In this paper, the authors assert that
...the domain of realization of the Laplacian in $L^{1}(\mathbb{R}^{n})$ is not contained in $W^{2,1}(\mathbb{R}^{n})$ if $n>1$. However, it is continuously embedded in $W^{1+\beta,1}(\mathbb{R}^{n})$ for each $\beta\in(0,1)$. Therefore, if $u$ and $\Delta u$ are in $L^{1}(\mathbb{R}^{n})$, then any first order derivative $D_{i}u$, $i=1,\ldots,n$, belongs to $W^{\beta,1}(\mathbb{R}^{n})$for each $\beta$, and by Sobolev embedding it belongs to $L^{p}(\mathbb{R}^{n})$ for each $p<n/n-1$, with
$$\left\|D_{i}u\right\|_{L^{p}}\leq C(p)\left(\left\|u\right\|_{L^{1}}+\left\|\Delta u\right\|_{L^{1}}\right)$$
Question. Could someone help me with a sketch for proving the continuous embedding into $W^{1+\beta,1}(\mathbb{R}^{n})$?

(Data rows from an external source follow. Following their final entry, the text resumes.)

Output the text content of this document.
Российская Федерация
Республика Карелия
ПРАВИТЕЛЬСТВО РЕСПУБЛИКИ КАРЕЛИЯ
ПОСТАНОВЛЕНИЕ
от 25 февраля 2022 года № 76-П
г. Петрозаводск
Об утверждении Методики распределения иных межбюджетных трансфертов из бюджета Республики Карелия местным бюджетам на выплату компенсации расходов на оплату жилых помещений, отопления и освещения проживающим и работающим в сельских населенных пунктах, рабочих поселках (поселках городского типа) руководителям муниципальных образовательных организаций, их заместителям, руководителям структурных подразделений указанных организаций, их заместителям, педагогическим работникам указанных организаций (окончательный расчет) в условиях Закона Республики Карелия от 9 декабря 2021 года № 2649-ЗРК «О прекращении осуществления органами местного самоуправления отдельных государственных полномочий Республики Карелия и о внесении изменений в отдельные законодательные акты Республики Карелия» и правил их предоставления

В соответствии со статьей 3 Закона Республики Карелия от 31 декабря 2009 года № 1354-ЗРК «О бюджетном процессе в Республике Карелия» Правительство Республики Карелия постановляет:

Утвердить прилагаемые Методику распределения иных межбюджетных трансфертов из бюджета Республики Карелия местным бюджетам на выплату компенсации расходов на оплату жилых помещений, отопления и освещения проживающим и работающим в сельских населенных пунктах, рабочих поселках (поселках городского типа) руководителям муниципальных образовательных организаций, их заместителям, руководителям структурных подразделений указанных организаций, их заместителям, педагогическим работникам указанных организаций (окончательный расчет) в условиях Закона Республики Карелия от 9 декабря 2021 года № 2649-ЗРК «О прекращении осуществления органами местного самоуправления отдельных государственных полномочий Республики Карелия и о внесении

Here's what I know. If $u\in L^{1}(\mathbb{R}^{n})$ and $\Delta u=f\in L^{1}(\mathbb{R}^{n})$, then in the sense of (tempered) distributions
$$(-2\pi i)^{2}\left|\xi\right|^{2}\widehat{u}=\widehat{\Delta u}=\widehat{f}$$
Since $u,f\in L^{1}(\mathbb{R}^{n})$, $\widehat{u}$, $\widehat{f}$ belong to $C_{0}(\mathbb{R}^{n})$ and away from the origin $\widehat{u}(\xi)=-4\pi^{2}\widehat{f}(\xi)\left|\xi\right|^{-2}$.
I wanted to arrive at $u=f\ast K$, where $K$ is the fundamental solution of the Laplacian, and try to go from there; however, I hit the wall at this point.